A week ago today one of the top 10 Google searches was “first day of fall 2010.” Who would have thought? Fall arrives right on time each year whether we look for it or not.
A recent piece in the Chicago Tribune claimed that everybody loves autumn. “Some allergy sufferers hate spring,” pointed out columnist Mary Schmich. “Some heat wimps hate summer. Some people hate winter because they can’t stand to shovel snow. Everybody loves autumn.”
Guess I’m not everybody then. I’ve never been fond of fall. I don’t welcome the waning of light, the chill of autumn evenings, the fading of flowers that were brilliant under the summer sun. Fall has always seemed like an ending more than a beginning.
It’s lovely to be wrong.
This past Saturday I stood beneath maple trees in the Boston Public Garden as our niece and her fiancé repeated their wedding vows. This first Saturday of fall, the bride’s clergyman-father reminded those gathered, was truly a gift from the One who loves us all. The air had the tang of apple cider warmed to room temperature. The bride, slim and elegant in a column of champagne silk, stood facing the groom, his blue eyes mirroring the clear New England sky. A single leaf drifted down.
“Do you purpose in your hearts and minds to live together in a fashion consistent with God’s design for marriage?”
“Do you purpose to establish open, honest, and loving communication?”
“Do you purpose to love one another, honor one another, and be faithful to one another in times of personal blessing as well as personal need?”

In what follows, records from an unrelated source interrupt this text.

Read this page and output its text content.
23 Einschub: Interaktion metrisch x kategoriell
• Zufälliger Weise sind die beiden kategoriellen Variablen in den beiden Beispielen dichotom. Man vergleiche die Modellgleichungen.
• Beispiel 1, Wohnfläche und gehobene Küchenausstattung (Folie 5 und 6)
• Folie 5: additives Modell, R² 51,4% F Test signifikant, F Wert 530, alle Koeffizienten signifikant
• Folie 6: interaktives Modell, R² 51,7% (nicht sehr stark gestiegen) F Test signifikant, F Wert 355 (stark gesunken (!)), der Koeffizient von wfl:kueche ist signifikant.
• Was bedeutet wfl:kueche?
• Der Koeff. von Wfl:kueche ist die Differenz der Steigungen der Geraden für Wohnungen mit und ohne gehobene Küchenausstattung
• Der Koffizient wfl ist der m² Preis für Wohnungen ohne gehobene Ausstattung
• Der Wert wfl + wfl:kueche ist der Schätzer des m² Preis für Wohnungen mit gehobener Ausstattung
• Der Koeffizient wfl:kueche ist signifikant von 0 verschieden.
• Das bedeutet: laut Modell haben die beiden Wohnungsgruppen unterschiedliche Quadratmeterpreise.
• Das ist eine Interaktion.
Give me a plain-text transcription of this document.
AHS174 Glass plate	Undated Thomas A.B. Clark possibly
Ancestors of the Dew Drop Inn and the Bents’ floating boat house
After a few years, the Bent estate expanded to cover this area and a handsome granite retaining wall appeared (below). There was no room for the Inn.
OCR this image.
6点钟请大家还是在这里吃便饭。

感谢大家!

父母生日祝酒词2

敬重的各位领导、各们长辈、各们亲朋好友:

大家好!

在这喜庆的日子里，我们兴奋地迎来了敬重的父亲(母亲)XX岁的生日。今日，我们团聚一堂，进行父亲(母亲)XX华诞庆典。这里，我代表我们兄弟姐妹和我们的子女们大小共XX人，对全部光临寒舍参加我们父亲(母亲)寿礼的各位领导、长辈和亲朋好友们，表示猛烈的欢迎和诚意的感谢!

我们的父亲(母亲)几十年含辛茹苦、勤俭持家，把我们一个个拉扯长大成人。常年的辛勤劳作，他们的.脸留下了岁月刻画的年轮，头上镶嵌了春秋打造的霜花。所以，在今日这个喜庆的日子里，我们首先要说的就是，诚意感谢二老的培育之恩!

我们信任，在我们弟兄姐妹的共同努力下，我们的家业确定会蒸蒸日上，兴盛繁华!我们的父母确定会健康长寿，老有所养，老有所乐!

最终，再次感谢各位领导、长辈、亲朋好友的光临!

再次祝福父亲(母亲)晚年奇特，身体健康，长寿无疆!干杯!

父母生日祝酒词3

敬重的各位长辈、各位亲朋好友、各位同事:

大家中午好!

We do, the couple responded. We do, we do, we do.
And they will.
At the wedding dinner that evening relatives sat together catching up on family news. But when the music started, both families were out on the dance floor. I sidled over to the DJ and whispered a request. The downbeat began, and as the Pointer Sisters belted out “We are Family” my brother-in-law started a conga line.
A light mist rose over the Charles River. The autumn air cooled and the light faded, but indoors there was laughter, candlelight, and the birth of new beginnings.
And we danced in celebration nearly till midnight.